When peacemakers plant seeds of peace, they will harvest justice. (James 3:18)
The principles of nature can apply to human relationship. There’s no point planting an apple seed if you want oranges. Likewise it makes no sense grumbling and complaining about how wrong the world is, when we’re not planting the seeds to bring about the things that are right. As we spend time planting peace seeds of friendliness and gentleness we can look forward to the harvest of fairness.
I was looking at James 3:15-18 and reading Jimmy’s strong words that basically calls us to wake up and smell the coffee in terms of where we think we’re getting our wisdom from. Sometimes the power of these words are diluted by cultural sensitivities. Sometimes we want to modify and accommodate these words into something that is relatively harmless to others. The reality is however that the mainstream does not endorse, promote or support heavenly wisdom. That’s why it’s no surprise that we live in such a fractured, painful world because all humanity has ever perpetuated is fractured, painful choices through selfish ambition. Face it – your parents may not have done all they could to ensure their children were Kingdom-focussed offspring looking for how to plant peace.

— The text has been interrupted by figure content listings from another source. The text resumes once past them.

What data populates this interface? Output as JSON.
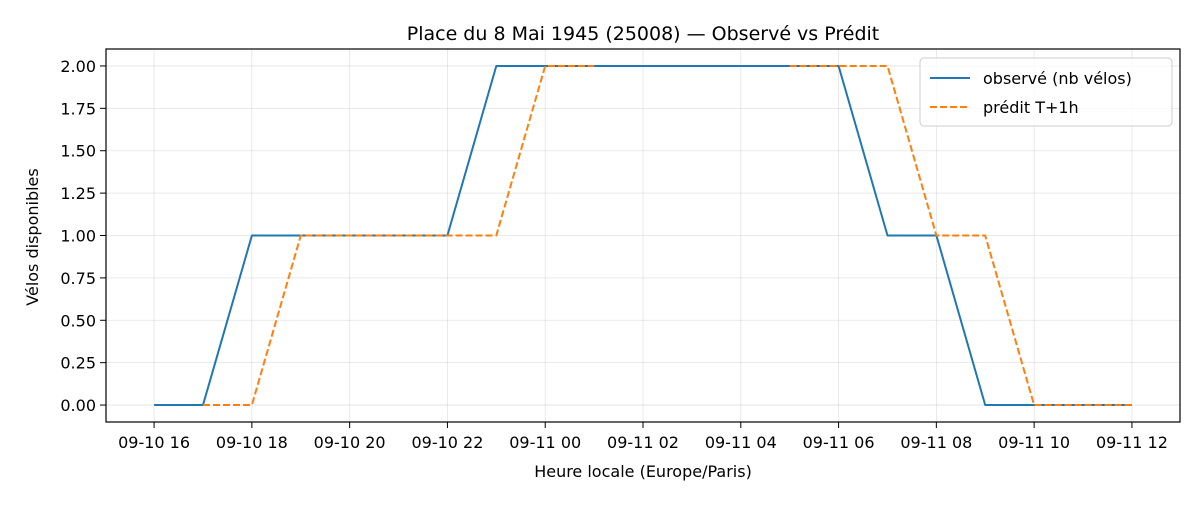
{
  "chart_data": {
    "type": "line",
    "title": "Place du 8 Mai 1945 (25008) — Observé vs Prédit",
    "xlabel": "Heure locale (Europe/Paris)",
    "ylabel": "Vélos disponibles",
    "x_tick_labels": [
      "09-10 16",
      "09-10 18",
      "09-10 20",
      "09-10 22",
      "09-11 00",
      "09-11 02",
      "09-11 04",
      "09-11 06",
      "09-11 08",
      "09-11 10",
      "09-11 12"
    ],
    "x_ticks": [
      "2025-09-10 16:00",
      "2025-09-10 18:00",
      "2025-09-10 20:00",
      "2025-09-10 22:00",
      "2025-09-11 00:00",
      "2025-09-11 02:00",
      "2025-09-11 04:00",
      "2025-09-11 06:00",
      "2025-09-11 08:00",
      "2025-09-11 10:00",
      "2025-09-11 12:00"
    ],
    "xlim": [
      "2025-09-10 15:01",
      "2025-09-11 12:59"
    ],
    "y_tick_labels": [
      "0.00",
      "0.25",
      "0.50",
      "0.75",
      "1.00",
      "1.25",
      "1.50",
      "1.75",
      "2.00"
    ],
    "ylim": [
      -0.1,
      2.1
    ],
    "grid": true,
    "legend_position": "top-right",
    "series": [
      {
        "name": "observé (nb vélos)",
        "color": "#1f77b4",
        "style": "solid",
        "x": [
          "2025-09-10 16:00",
          "2025-09-10 17:00",
          "2025-09-10 18:00",
          "2025-09-10 19:00",
          "2025-09-10 20:00",
          "2025-09-10 21:00",
          "2025-09-10 22:00",
          "2025-09-10 23:00",
          "2025-09-11 00:00",
          "2025-09-11 01:00",
          "2025-09-11 02:00",
          "2025-09-11 03:00",
          "2025-09-11 04:00",
          "2025-09-11 05:00",
          "2025-09-11 06:00",
          "2025-09-11 07:00",
          "2025-09-11 08:00",
          "2025-09-11 09:00",
          "2025-09-11 10:00",
          "2025-09-11 11:00",
          "2025-09-11 12:00"
        ],
        "values": [
          0,
          0,
          1,
          1,
          1,
          1,
          1,
          2,
          2,
          2,
          2,
          2,
          2,
          2,
          2,
          1,
          1,
          0,
          0,
          0,
          0
        ]
      },
      {
        "name": "prédit T+1h",
        "color": "#ff7f0e",
        "style": "dashed",
        "segments": [
          {
            "x": [
              "2025-09-10 17:00",
              "2025-09-10 18:00",
              "2025-09-10 19:00",
              "2025-09-10 20:00",
              "2025-09-10 21:00",
              "2025-09-10 22:00",
              "2025-09-10 23:00",
              "2025-09-11 00:00",
              "2025-09-11 01:00"
            ],
            "values": [
              0,
              0,
              1,
              1,
              1,
              1,
              1,
              2,
              2
            ]
          },
          {
            "x": [
              "2025-09-11 05:00",
              "2025-09-11 06:00",
              "2025-09-11 07:00",
              "2025-09-11 08:00",
              "2025-09-11 09:00",
              "2025-09-11 10:00",
              "2025-09-11 11:00",
              "2025-09-11 12:00"
            ],
            "values": [
              2,
              2,
              2,
              1,
              1,
              0,
              0,
              0
            ]
          }
        ]
      }
    ]
  }
}
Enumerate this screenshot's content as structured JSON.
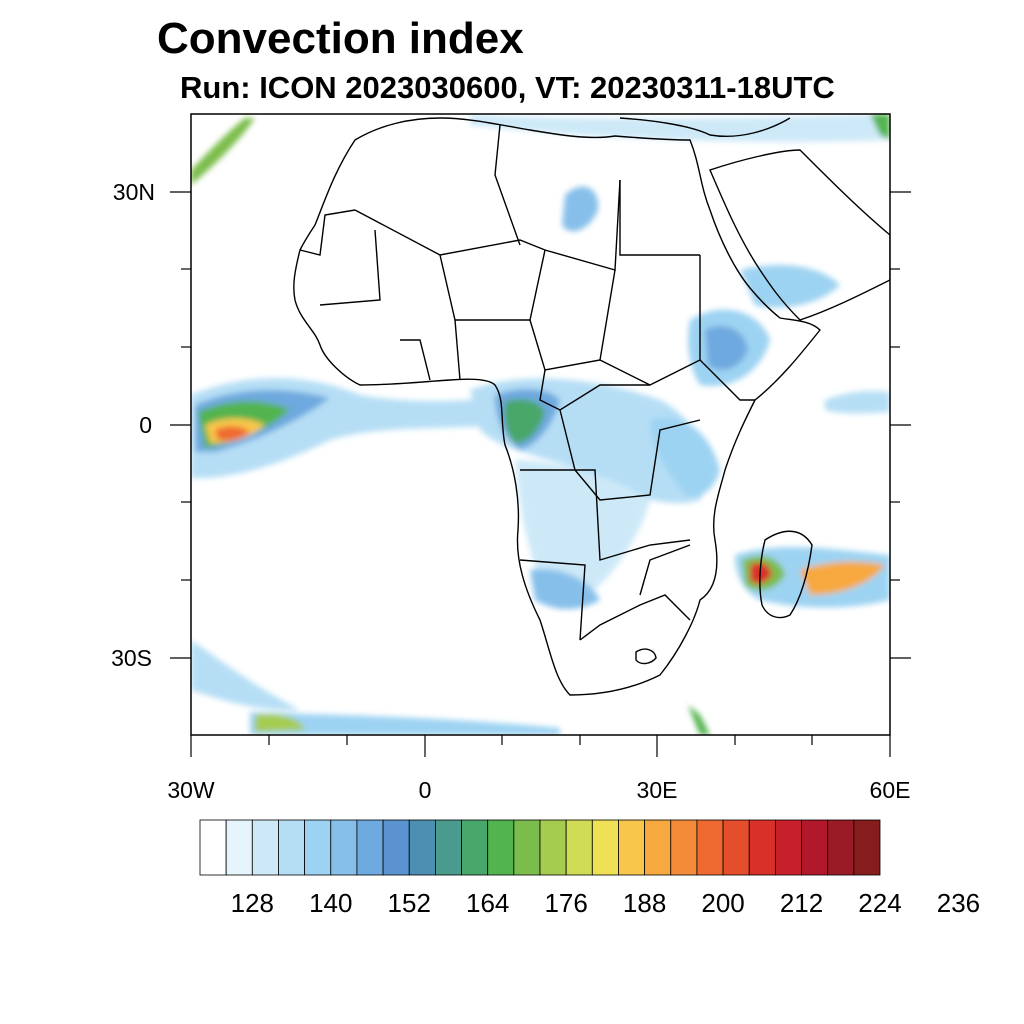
{
  "title": "Convection index",
  "subtitle": "Run: ICON 2023030600,  VT: 20230311-18UTC",
  "map": {
    "lon_range": [
      -30,
      60
    ],
    "lat_range": [
      -40,
      40
    ],
    "lon_ticks": [
      {
        "value": -30,
        "label": "30W"
      },
      {
        "value": 0,
        "label": "0"
      },
      {
        "value": 30,
        "label": "30E"
      },
      {
        "value": 60,
        "label": "60E"
      }
    ],
    "lat_ticks": [
      {
        "value": 30,
        "label": "30N"
      },
      {
        "value": 0,
        "label": "0"
      },
      {
        "value": -30,
        "label": "30S"
      }
    ]
  },
  "colorbar": {
    "colors": [
      "#ffffff",
      "#e6f4fc",
      "#cde9f8",
      "#b5def5",
      "#9dd3f2",
      "#86c0ea",
      "#6ea9df",
      "#5a93d0",
      "#4d8fb2",
      "#4a9b8e",
      "#48a76a",
      "#52b44f",
      "#7bbd4c",
      "#a6cc4f",
      "#d0dc55",
      "#efe155",
      "#f8c64a",
      "#f7a93f",
      "#f48b38",
      "#ef6a30",
      "#e54e2b",
      "#d93029",
      "#c8202a",
      "#b2182b",
      "#9a1a25",
      "#851d1d"
    ],
    "labels": [
      "128",
      "140",
      "152",
      "164",
      "176",
      "188",
      "200",
      "212",
      "224",
      "236"
    ]
  }
}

More often than not generations and cultures have embedded in them selfish ambition either through conquest or through keeping oneself to oneself. We are told to look after number one. We are encouraged to get all we can and can all we get. We are told to do whatever we can for ourselves because we are worth it and deserve our best lives now even if it prioritises the self over all else. Indeed biblical narrative highlights the cycle of material prosperity leading to independence and on the other hand in some cases material lack leading to a great deal of covetousness to and aspiration to material prosperity that would then lead to that state of independence. God’s purpose in any kind of prosperity was never for independence but for a stronger sense of concern and investment in interdependence with all levels of the community around us. That’s why the call to be peacemakers and behaving in ways that are pleasing to God are necessarily costly to us – calling indeed for self-sacrifice in order to replicate the very character of the Saviour as we shall see later.
Meanwhile I encourage you to observe for yourself the values and norms of your own surroundings and notice if it is really based on sowing the seeds of peace or otherwise and ask God to empower you again to do what is necessary to see justice in individual and communal relations for Christ’s sake.